El doctor De Franco debe perdonarme que use este prestigiado diario para hacerle mi llamada de atención; una fraterna y sincera llamada. No tengo otro medio ya que he tratado de hablar con él por variadas formas, sin resultados positivos. Hasta con su hermano quise hablar, pero… imposible. Con aprecio y respeto, pero profundamente preocupado le prevengo: Si aumenta ese año de estudios, va a meter las de andar… y va a perjudicar a muchas personas con una medida onerosa y antipopular.
En otros lares, al contrario, se están buscando nuevas y modernas metodologías para hacer ahorro de tiempo y recursos. Por ejemplo, yo estoy trabajando en formas no escolarizadas para hacer ingresar al sistema educativo a los miles de adultos que, en El Salvador, necesitan elevar su nivel de escolaridad. Y no enviándolos a estudiar cinco años, o seis… En promedio, tres meses por año de estudios. ¿Qué dirán los asesores del Ministro? En otros lados se trabaja con esos grupos con módulos de educación empresarial, en fin… Y nosotros, aquí, pensando en usar más tiempo para lograr lo mismo. La tecnología moderna puede y debe darnos formas nuevas de educación, no necesariamente la escolarizada para que los nicaragüenses aprobemos la primaria y la secundaria en menos tiempo. Sólo en el campo tenemos a casi 800,000 personas con una escolaridad de un tercer grado. Alrededor de usted y cerca de usted se piensa mucho en la educación escolarizada, incluso, sólo se piensa en educación escolarizada. ¿Dónde están las brillantes ideas de la Unesco, que desde 1978 no ha vuelto a generar ideas verdaderamente nuevas?

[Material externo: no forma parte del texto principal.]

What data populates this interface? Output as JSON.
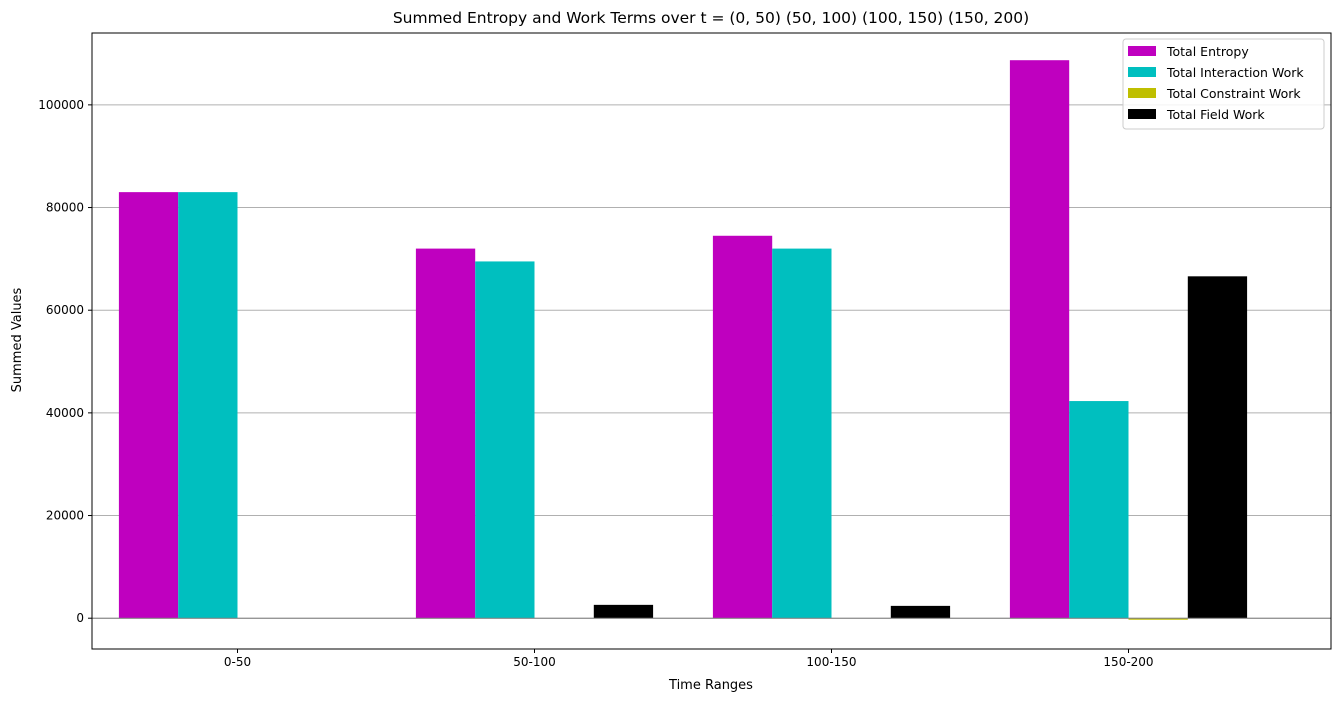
{
  "chart_data": {
    "type": "bar",
    "title": "Summed Entropy and Work Terms over t = (0, 50) (50, 100) (100, 150) (150, 200)",
    "xlabel": "Time Ranges",
    "ylabel": "Summed Values",
    "categories": [
      "0-50",
      "50-100",
      "100-150",
      "150-200"
    ],
    "ylim": [
      -6000,
      114000
    ],
    "yticks": [
      0,
      20000,
      40000,
      60000,
      80000,
      100000
    ],
    "grid": "y",
    "legend_position": "top-right",
    "series": [
      {
        "name": "Total Entropy",
        "color": "#bf00bf",
        "values": [
          83000,
          72000,
          74500,
          108700
        ]
      },
      {
        "name": "Total Interaction Work",
        "color": "#00bfbf",
        "values": [
          83000,
          69500,
          72000,
          42300
        ]
      },
      {
        "name": "Total Constraint Work",
        "color": "#bfbf00",
        "values": [
          0,
          0,
          0,
          -300
        ]
      },
      {
        "name": "Total Field Work",
        "color": "#000000",
        "values": [
          0,
          2600,
          2400,
          66600
        ]
      }
    ]
  }
}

Aquí mismo en Nicaragua hay organismos privados que han tenido experiencias valiosas y han superado ese desfase entre nuestros niveles educativos sin tener que aumentar los años de estudios. Al contrario, los han disminuido. Hay cientos de ideas y de realidades que indican otras opciones. La peor es aumentar los años de estudios. Como diría el presidente Bolaños: este juego pudiera ser “bola pasada”. Este espacio periodístico es relativamente limitado para hacer otra cosa que prevenirlo.
El autor es pedagogo, profesor de desarrollo rural.